Juíza do Texas obtém vitória legal de US$ 640 mil após recusar casamentos homoafetivos por convicção religiosa
Uma juíza do Texas que se recusou a oficializar casamentos entre pessoas do mesmo sexo devido às suas convicções religiosas conquistou uma longa batalha legal. A juíza Dianne Hensley obteve uma vitória significativa, garantindo danos monetários e proteções contra futuras ações disciplinares. A decisão encerra um processo que se arrastava por anos contra a Comissão do Judiciário do Texas.
A decisão de uma corte distrital de Travis County concedeu a Hensley US$ 10 mil em danos e mais de US$ 630 mil em honorários advocatícios. A juíza, baseada em Waco, havia sido anteriormente sancionada pela Comissão após recusar a realização de cerimônias de casamento para casais do mesmo sexo, enquanto continuava a oficializar uniões entre casais de sexos opostos.
Detalhes da decisão judicial
A ruling, datada de 16 de junho, determinou que a Comissão do Judiciário do Texas está proibida de tomar qualquer medida adicional contra Hensley por aderir às suas crenças religiosas sobre o casamento. A decisão impede especificamente a Comissão de “investigar, sancionar ou disciplinar” a juíza por recusar-se a oficializar casamentos homoafetivos com base em sua fé, independentemente de ela continuar a realizar casamentos para casais heterossexuais.
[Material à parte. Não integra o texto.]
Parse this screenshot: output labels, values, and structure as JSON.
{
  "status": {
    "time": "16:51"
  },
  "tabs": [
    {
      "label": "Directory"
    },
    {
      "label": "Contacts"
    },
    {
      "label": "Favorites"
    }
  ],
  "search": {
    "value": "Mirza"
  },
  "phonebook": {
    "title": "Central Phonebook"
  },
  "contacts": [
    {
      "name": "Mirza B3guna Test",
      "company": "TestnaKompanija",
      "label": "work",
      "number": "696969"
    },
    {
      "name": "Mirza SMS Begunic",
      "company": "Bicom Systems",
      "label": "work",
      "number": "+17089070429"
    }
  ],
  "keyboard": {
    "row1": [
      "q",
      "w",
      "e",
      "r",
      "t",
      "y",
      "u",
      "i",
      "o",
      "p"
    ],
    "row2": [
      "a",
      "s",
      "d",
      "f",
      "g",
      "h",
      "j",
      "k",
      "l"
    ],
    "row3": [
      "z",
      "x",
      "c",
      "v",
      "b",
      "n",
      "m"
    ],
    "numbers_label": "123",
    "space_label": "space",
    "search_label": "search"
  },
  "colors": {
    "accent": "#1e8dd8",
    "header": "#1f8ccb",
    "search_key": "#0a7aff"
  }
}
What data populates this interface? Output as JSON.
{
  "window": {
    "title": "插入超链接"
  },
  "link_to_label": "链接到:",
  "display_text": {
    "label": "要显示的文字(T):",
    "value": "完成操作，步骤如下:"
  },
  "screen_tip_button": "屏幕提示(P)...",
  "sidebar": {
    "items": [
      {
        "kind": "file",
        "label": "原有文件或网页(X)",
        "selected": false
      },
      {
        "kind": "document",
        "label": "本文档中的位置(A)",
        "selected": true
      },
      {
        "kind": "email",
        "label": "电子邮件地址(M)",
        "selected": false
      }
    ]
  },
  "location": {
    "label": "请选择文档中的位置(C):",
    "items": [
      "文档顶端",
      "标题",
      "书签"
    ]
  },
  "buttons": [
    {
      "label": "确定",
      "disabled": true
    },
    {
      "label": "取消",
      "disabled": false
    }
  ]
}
Segundo o First Liberty Institute, que representou a juíza, Hensley sempre seguiu a lei e as orientações legais oficiais. “A juíza Hensley sempre aderiu à lei e às orientações legais fornecidas pelo procurador-geral do Texas”, afirmou Hiram Sasser, conselheiro geral do First Liberty Institute. “Estamos gratos que este caso tenha chegado ao fim e que a juíza Hensley tenha sido$
indada.”
Ações para garantir acesso a cerimônias
O First Liberty Institute também destacou que Hensley tomou medidas para assegurar que casais do mesmo sexo pudessem obter cerimônias de casamento acessíveis em seu condado. A juíza compilou uma lista de referências de celebrantes locais que realizariam cerimônias para casais do mesmo sexo pelo mesmo valor.
Apesar de Hensley nunca ter recebido reclamações públicas sobre sua política, a Comissão emitiu um aviso público alegando violação do Código de Conduta Judicial do Texas. Em resposta, Hensley entrou com uma ação em 2019, argumentando que a ação disciplinar infringia seus direitos sob a Lei de Restauração da Liberdade Religiosa do Texas.
Mudanças na legislação e contexto legal
O cenário legal mudou em 2025, quando a Suprema Corte do Texas aprovou emendas ao Código de Conduta Judicial do Estado. A nova redação estabelece: “Não é uma violação desses cânones para um juiz abster-se publicamente de realizar uma cerimônia de casamento com base em uma crença religiosa sinceramente mantida.”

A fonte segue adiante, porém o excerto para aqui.